Sonra da susuyorum. Yenikapı sahili uzun namlulu silahlarıyla keskin nişancı kaynıyor. Yağmur dineli saatler olmuş, ama hava bunaltıcı. Bir çamurda kayıp burkulan ayağım, bir de gördüğüm manzara canımı acıtıyor. Erdoğan’ın konuşması başlar başlamaz, selfisini çekip kanıtını cebine koyan, ayrılıp vapurda yer ayırmaya gidiyor. Erdoğan, her sözü manşet günlerinden epey uzaklarda, daldan dala atlıyor. Kötü muamele gören atlardan bahsederken bile ‘onları’ (tüm muhaliflerini) suçlar gibi yapmaya çalışıyor, ama olmuyor, artık olmuyor. 24 Mart 1995 gecesindeki coşkunun yerinde yeller esiyor. AKP muhitini terk etmiş özgüvenin yerini kuşku ikame etmiş; ‘giderse ne yaparız’ kadar ‘gitmezse ne yaparız’ arasında yalpalanan şaşkın bir kitle var bu kez.

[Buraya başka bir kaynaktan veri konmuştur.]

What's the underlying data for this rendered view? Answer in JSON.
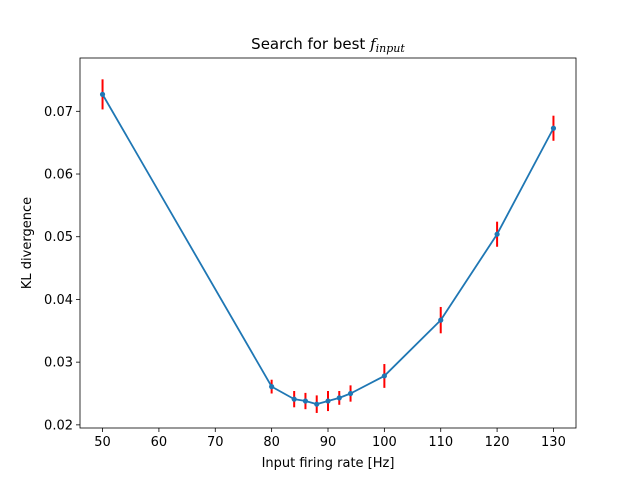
{
  "chart_data": {
    "type": "line",
    "title": "Search for best ",
    "title_symbol": "f",
    "title_subscript": "input",
    "xlabel": "Input firing rate [Hz]",
    "ylabel": "KL divergence",
    "xlim": [
      46,
      134
    ],
    "ylim": [
      0.0195,
      0.0785
    ],
    "xticks": [
      50,
      60,
      70,
      80,
      90,
      100,
      110,
      120,
      130
    ],
    "xtick_labels": [
      "50",
      "60",
      "70",
      "80",
      "90",
      "100",
      "110",
      "120",
      "130"
    ],
    "yticks": [
      0.02,
      0.03,
      0.04,
      0.05,
      0.06,
      0.07
    ],
    "ytick_labels": [
      "0.02",
      "0.03",
      "0.04",
      "0.05",
      "0.06",
      "0.07"
    ],
    "grid": false,
    "line_color": "#1f77b4",
    "errorbar_color": "#ff0000",
    "series": [
      {
        "x": [
          50,
          80,
          84,
          86,
          88,
          90,
          92,
          94,
          100,
          110,
          120,
          130
        ],
        "y": [
          0.0727,
          0.0261,
          0.0241,
          0.0238,
          0.0233,
          0.0238,
          0.0243,
          0.025,
          0.0278,
          0.0367,
          0.0504,
          0.0673
        ],
        "yerr": [
          0.0024,
          0.0011,
          0.0013,
          0.0013,
          0.0014,
          0.0016,
          0.0011,
          0.0013,
          0.0019,
          0.0021,
          0.002,
          0.002
        ]
      }
    ]
  }
}
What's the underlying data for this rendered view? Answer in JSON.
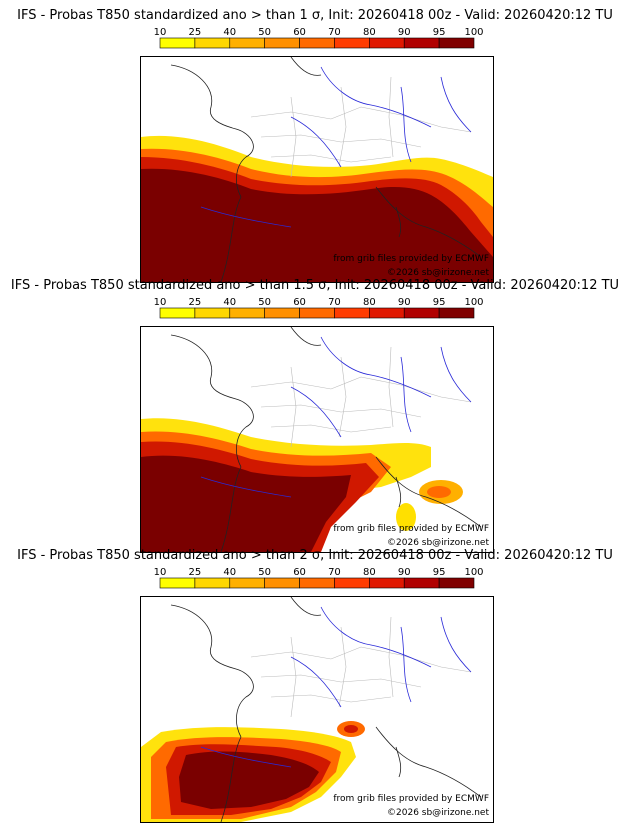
{
  "panels": [
    {
      "title": "IFS - Probas T850  standardized ano > than 1 σ, Init: 20260418 00z - Valid: 20260420:12 TU"
    },
    {
      "title": "IFS - Probas T850  standardized ano > than 1.5 σ, Init: 20260418 00z - Valid: 20260420:12 TU"
    },
    {
      "title": "IFS - Probas T850  standardized ano > than 2 σ, Init: 20260418 00z - Valid: 20260420:12 TU"
    }
  ],
  "colorbar": {
    "ticks": [
      "10",
      "25",
      "40",
      "50",
      "60",
      "70",
      "80",
      "90",
      "95",
      "100"
    ],
    "colors": [
      "#ffff00",
      "#ffd700",
      "#ffb000",
      "#ff9000",
      "#ff6a00",
      "#ff3c00",
      "#e01800",
      "#b00000",
      "#800000"
    ]
  },
  "map_text": {
    "source": "from grib files provided by ECMWF",
    "copyright": "©2026 sb@irizone.net"
  },
  "colors": {
    "land_border": "#222222",
    "region_border": "#bbbbbb",
    "river": "#2a2ad8",
    "prob_dark": "#7a0000",
    "prob_mid": "#d01800",
    "prob_low": "#ffe000"
  }
}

‘Büyük İstanbul Mitingi’, Erdoğan’ın neredeyse toptan mağdurlaştırdığı muhaliflerini sevindirecek manzaralar sunsa da benim canımı yakıyor. 17 Haziran Erdoğan’ın sonunun hangi noktası olursa olsun, iktidarının ilk yıllarında, mütedeyyin ve olmayanların birbirleriyle temas kurması, anlamaya başlaması gibi memlekete yaptığı en büyük iyiliği geri almakla kalmayıp, onu yıllarca iktidarda tutanlara, kendinden olmayana karşı enjekte ettiği lümpen nefretin resmidir aynı zamanda. Ve tabi kendinden olana bile güvenmeyen; yol arkadaşından şüphe duymaktan önündeki duvarı göremeyen boyutlardaki bir kuşkuculuğun da… Erdoğan, 24 Haziran’da sandıktan sağ çıkacak olsa bile, kuşkuculuktan muzdarip yandaşlar kâbusundan kurtulması çok zor olacak. Değer miydi?